The budget deficit narrowed by 2.89% to P983.5 billion in the first nine months, but it was 11% lower than its program for the period, data from the Bureau of the Treasury (BTr) showed.
Government revenues rose by 6.79% to P2.84 trillion, surpassing its target by 2.98%. However, state spending went up by 4.12% to P3.82 trillion but missed its target for the period by 1.06%.
The government has set a budget deficit ceiling of P1.499 trillion this year, equivalent to 6.1% of the gross domestic product (GDP). The program consists of P3.729 trillion in revenues and P5.228 trillion in expenditures.
“Although we do note a pickup in spending in the third quarter, we believe that challenges related to the devolution of certain expenditure to the local government units (LGU) level may be hampering the ability for spending to pick up in a considerable and sustained manner,” Mr. Mapa said.
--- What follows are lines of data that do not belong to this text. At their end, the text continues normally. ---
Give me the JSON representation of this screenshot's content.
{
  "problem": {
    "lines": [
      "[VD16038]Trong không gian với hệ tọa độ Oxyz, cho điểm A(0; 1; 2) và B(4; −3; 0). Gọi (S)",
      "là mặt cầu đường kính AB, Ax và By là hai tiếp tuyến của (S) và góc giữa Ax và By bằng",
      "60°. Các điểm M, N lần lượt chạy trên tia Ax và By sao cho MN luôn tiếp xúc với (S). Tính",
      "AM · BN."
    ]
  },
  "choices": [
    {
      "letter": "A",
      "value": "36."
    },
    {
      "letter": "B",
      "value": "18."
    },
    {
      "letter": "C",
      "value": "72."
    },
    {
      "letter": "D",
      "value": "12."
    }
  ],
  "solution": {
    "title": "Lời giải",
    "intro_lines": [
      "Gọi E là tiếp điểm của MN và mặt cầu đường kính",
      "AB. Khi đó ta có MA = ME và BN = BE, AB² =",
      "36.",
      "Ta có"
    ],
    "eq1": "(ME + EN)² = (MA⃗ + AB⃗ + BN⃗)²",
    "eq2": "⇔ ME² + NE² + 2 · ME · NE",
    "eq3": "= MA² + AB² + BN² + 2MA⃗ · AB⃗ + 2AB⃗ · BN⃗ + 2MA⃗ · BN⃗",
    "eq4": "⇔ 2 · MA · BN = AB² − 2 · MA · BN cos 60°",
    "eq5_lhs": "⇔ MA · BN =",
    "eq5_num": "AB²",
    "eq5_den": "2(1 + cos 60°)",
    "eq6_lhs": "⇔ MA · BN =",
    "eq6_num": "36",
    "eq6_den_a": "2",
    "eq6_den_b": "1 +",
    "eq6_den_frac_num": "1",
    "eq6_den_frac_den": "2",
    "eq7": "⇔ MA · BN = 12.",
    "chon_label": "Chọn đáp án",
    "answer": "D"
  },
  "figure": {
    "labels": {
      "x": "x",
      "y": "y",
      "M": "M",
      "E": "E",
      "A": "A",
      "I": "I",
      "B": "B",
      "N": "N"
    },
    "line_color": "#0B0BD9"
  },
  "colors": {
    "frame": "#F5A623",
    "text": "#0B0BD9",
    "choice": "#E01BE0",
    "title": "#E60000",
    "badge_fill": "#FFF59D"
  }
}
Ateneo de Manila University economics professor Leonardo A. Lanzona said the year-to-date fiscal deficit is only over 60% of the full-year deficit program, noting that revenues have also lagged behind spending.
“The government spending was indeed pretty low for the whole year, but after raising spending to spur growth in the last six months of the year, the revenues have not kept pace with the programmed expenditures for the year,” Mr. Lanzona said in an e-mail.
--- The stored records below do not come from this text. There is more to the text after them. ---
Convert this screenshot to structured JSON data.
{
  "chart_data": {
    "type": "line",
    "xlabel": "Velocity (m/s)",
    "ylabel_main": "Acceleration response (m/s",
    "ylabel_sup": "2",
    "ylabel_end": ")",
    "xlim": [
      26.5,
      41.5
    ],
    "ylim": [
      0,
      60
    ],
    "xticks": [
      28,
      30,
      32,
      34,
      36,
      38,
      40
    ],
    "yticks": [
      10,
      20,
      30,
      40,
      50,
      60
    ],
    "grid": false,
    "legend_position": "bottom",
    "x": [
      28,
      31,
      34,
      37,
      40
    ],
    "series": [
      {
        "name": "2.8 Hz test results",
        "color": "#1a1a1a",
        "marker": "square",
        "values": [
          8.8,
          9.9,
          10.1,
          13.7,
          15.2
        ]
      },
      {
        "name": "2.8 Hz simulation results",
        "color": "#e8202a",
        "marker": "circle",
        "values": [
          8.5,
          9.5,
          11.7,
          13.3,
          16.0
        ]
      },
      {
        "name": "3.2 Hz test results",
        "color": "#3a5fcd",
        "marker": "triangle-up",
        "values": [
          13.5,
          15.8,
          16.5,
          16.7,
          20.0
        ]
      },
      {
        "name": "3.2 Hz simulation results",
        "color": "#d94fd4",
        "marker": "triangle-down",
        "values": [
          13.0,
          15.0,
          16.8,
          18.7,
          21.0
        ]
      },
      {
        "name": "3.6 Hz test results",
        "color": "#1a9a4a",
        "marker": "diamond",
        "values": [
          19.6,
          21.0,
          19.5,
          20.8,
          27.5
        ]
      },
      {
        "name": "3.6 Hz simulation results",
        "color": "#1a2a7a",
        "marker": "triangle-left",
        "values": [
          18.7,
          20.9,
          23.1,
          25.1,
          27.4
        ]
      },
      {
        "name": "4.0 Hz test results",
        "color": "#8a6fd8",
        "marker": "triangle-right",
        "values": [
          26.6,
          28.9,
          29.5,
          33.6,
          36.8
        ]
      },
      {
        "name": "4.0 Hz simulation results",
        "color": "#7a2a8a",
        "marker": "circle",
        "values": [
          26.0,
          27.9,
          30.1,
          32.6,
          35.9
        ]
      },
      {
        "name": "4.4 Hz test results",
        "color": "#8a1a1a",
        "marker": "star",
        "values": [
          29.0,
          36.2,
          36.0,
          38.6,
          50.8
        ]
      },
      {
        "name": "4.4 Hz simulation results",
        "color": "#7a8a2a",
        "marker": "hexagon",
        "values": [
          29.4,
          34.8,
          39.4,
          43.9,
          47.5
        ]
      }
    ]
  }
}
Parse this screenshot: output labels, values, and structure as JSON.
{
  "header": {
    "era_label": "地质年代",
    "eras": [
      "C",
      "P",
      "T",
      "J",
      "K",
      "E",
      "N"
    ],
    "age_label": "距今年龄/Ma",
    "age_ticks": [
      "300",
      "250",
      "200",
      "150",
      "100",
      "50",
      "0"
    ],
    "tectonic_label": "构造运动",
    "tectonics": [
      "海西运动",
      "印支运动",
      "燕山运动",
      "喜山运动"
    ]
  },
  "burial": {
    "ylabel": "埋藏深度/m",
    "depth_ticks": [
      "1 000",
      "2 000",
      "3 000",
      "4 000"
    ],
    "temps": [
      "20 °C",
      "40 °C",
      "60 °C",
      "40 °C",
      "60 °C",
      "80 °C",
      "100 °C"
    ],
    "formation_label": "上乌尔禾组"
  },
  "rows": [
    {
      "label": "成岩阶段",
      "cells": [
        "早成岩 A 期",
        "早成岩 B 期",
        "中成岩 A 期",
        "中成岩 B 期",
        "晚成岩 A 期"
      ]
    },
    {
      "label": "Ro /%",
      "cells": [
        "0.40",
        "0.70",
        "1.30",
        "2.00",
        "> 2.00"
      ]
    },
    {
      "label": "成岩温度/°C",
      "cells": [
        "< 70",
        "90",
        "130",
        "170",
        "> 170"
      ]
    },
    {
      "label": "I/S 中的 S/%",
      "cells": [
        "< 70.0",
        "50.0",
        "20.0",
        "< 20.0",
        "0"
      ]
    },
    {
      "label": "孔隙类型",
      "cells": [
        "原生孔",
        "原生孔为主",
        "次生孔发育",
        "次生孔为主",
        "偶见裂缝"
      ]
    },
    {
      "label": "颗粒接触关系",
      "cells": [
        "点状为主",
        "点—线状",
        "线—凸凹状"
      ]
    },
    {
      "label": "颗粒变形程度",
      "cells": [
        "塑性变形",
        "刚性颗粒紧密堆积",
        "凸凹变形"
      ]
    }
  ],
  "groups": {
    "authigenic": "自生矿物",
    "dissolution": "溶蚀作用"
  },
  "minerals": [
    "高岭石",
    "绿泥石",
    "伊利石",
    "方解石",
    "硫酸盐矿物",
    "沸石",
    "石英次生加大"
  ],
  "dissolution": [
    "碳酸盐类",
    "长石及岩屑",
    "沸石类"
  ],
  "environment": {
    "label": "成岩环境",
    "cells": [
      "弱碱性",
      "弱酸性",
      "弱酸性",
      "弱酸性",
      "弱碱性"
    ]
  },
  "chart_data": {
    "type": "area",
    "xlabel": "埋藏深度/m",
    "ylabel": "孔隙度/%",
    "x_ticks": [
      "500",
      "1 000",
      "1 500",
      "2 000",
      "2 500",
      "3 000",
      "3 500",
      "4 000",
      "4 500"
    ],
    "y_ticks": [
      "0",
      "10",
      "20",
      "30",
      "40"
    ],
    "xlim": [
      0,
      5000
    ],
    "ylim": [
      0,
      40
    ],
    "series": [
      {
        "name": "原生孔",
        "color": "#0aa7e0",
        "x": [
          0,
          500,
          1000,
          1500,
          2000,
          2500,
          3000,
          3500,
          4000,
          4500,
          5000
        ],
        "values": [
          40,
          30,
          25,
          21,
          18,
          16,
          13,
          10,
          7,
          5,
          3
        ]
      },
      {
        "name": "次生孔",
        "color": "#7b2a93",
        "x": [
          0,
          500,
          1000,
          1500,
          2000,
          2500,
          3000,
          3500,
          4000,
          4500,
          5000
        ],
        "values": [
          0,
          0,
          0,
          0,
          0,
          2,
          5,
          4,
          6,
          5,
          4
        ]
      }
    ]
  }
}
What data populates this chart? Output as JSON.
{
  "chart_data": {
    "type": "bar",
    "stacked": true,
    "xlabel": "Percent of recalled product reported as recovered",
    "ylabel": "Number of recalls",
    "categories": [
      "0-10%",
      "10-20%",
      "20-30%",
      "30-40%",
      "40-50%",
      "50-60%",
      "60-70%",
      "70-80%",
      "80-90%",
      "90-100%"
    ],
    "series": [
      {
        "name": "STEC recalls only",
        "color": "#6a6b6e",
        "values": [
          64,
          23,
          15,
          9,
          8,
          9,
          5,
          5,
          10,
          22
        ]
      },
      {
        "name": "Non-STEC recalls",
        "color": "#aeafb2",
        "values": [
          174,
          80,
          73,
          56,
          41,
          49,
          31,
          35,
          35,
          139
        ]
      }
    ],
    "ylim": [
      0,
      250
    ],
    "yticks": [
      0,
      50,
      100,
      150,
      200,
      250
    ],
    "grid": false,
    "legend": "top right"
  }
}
“The problem apparently is the failure to spend because of limited funding apart from revenues. In order to engage in deficit spending, resources other than tax revenues need to be available. However, it seems that the government has not been able to obtain these nontax generated resources in order to support its deficit spending,” he added.
Filomeno S. Sta. Ana III, coordinator of Action for Economic Reforms, said that the government has so far “underperformed” in both generating revenues and ramping up spending.
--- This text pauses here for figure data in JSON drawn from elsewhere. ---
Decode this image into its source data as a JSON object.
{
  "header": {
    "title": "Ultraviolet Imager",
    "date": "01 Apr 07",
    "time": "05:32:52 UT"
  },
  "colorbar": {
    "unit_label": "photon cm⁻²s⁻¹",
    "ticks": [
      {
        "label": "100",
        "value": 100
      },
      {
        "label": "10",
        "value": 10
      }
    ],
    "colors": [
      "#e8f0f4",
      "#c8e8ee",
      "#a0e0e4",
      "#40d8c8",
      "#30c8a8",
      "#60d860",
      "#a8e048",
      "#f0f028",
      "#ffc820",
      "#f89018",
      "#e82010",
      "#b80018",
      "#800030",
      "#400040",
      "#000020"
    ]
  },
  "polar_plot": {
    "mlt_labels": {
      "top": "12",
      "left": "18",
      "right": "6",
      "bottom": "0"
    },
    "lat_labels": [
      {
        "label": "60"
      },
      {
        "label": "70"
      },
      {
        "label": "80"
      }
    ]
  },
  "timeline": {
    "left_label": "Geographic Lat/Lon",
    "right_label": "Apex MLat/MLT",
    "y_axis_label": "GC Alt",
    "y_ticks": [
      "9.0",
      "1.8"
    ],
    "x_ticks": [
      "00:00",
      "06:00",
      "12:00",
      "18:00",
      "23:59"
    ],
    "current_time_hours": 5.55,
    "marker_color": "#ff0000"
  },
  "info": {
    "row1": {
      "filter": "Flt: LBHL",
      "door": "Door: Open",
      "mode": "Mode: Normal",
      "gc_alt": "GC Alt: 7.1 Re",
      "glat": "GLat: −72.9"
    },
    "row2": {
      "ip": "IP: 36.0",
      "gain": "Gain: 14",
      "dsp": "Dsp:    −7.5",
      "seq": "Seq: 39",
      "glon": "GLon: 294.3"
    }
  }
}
“The government’s actual conduct to narrow the deficit is to underspend. (It’s) bad for growth,” he said via Facebook Messenger.
Mr. Mapa also noted the potential impact of slow government spending on gross domestic product (GDP) growth this year.
“We have already witnessed the negative impact on underspending with second-quarter GDP sliding to 4.3% after the -7.1% performance of the National Government,” he said.
The economy grew by a weaker-than-expected 4.3% GDP growth in the second quarter, slower than the 6.4% growth in the first quarter and 7.5% a year ago. It was also well below the government’s 6-7% target this year. The Philippine Statistics Authority (PSA) is set to release third-quarter GDP data on Nov. 9.
After the 7.1% contraction in government expenditures in the second quarter, the Finance department has ordered agencies to come up with catch-up plans for spending.
Mr. Lanzona said that the government will need to focus on strengthening the domestic economy to support growth.
“In effect, the government economic programs have been limping instead of sprinting despite the higher tax revenues, it is crucial to focus more on preparing the local economy to adapt to current economic and technological trends, instead of spending time abroad looking for foreign investments, in order to avail of loans and added borrowings to pursue their programs,” he said.
“With the recent hike in interest rates, the problem seems to have worsened, and the government is stuck to this lower budget deficit as it becomes more and more difficult to avail of outside funds,” he added.